In the last three days I have seen more spring nesting activity than I ever have before.  Yesterday, as I walked past an abandoned commercial lot filled with weeds, trash and detritus on Cannery Row, I saw a large gull walking around in circles, looking around for sticks and dried leaves.  He appeared to be anxious, rather manic if you ask me, and took aim at a scraggly fennel stalk, eyeing it critically.  I don't know how a seagull eyes anything critically, but this seagull had enough focus and intention to look at this fennel with a very intent stare.  Then, he lunged at it, grabbing a large twig in his bill, assuming he was going to fly away with it.  He was obviously thinking he had to get back to the pregnant missus quickly.  My guess was he had forgotten to bring her some of her favorite fish scraps from the wharf and was about to be sent to the proverbial doghouse unless he made up for it with prime nest-worthy twigs.  I heard her scolding in the distance, at the water's edge beyond the cement foundations and crumbled walls.  

The twig was attached firmly to its stalk and wasn't about to surrender, only to become nesting material.  It was rooted firmly in the cracked cement, clinging dearly to what life it had left to it.  The gull was stopped short, and he was very surprised.  He backed up a step and yanked vigorously, and then again, and again.  No luck.

The gull dropped the twig and looked even more intently at the whole plant.  It was a baleful stare this time, the look of a determined, irritated male unwilling to be made a fool of by a mere itinerant weed occupying cast-off space in an overgrown junk yard.  Heck no.  Mind you, the lot was full of other twiggy plants and clumps of grass.  A thousand seagulls descending on the lot to shop for dried material for their dream nests would have all gone away replete, satisfied, happy with the bargains they would have discovered littering the yard.  He could have easily gathered up huge mouthfuls in other areas.  His stubbornness precluded any other options.  The die was cast.  His whole being said, "You and me, bush, this is it.  You're mine."

The gull stood before the mocking fennel.  He looked like a general contractor regarding inferior material laid before him by a second-rate supplier, disgust all over his face.  He lifted his feathers and settled them down again quickly.  He grabbed the base of the plant and clamped down hard with his strong bill and then yanked backwards again.  The plant began to give in.  It made a little shredding sound.  Sensing his moment, he hauled off and yanked one last time.  Snap!  The twig, and the whole rest of the plant was suddenly uprooted from the cracked cement.

Then the gull dropped the offending plant in front of him, vindicated.  He lifted his beak and yelled about it once or twice, then snagged it back up into his beak and took off, sighing with relief I'm sure.  His mate would be happy once again.  No doghouse for this guy, no way.  

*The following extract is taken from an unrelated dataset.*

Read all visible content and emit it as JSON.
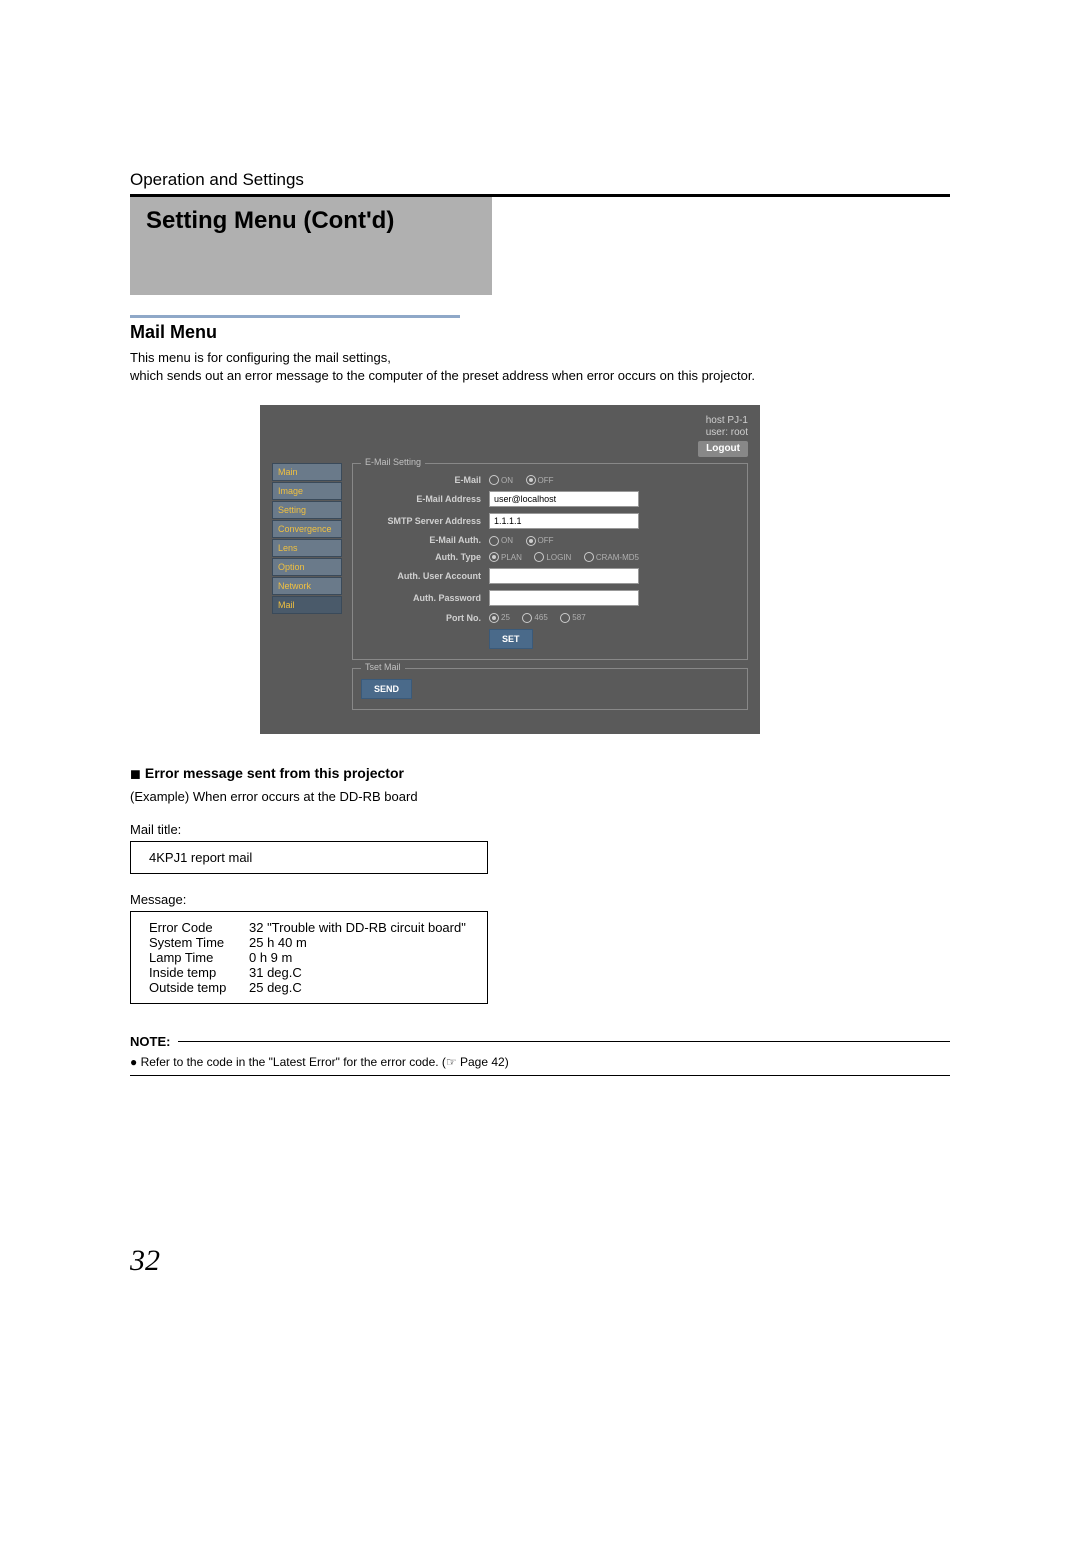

I watched all this from my vantage point on my side of the chain link fence, seeing the perfect metaphor for American family life played out right before my eyes.  More specifically, it seemed this gull was a bird straight from the 50s, a bit paunchy, overbearing, his mate a stay-at-home female who was literally feathering her nest, readying for the two chicks to come.  It was kind of weird, but I had no problem imagining martinis shaken and poured at 5 PM, a La-Z-Boy nearby, and bowling shirts hanging in their closet.

In contrast, a community of cormorants balanced serenely on the high cross-members of cannery ruins as they adjusted the nests at their feet.  They lifted their bills in the air when the breeze intensified briefly, sniffing for delicacies and possibilities in the calm sea below their perches.  They took turns diving into the water and dredging up sea lettuce, which they held lightly in their long hooked beaks as they returned to their nests.  Something about their stances and attitudes spoke to me of their work in the shallows of the oceans, swimming with swift strokes, looking for little fish among the rocks and kelp.  They were elegant and keen to socialize but at the same time kept a perfect distance of a wing's length between themselves and their neighbors on either side.  It would have been an affront to them to stare openly, so I averted my eyes when they were exchanging bits of kelp from beak to beak at the nest.

No one has ever seen such a Spring, full of vigor and green life, birds hard at work readying for parenthood.  First came volumes of rain, over and over, with plants of all kinds responding with lush growth and full larders for animal and bird alike.  Now that mating has been accomplished, the next phase of preparation is in full swing.  From all apparent signs, there is a baby boom to come, and it's really going to be something.  I wonder if that gull has considered a minivan yet.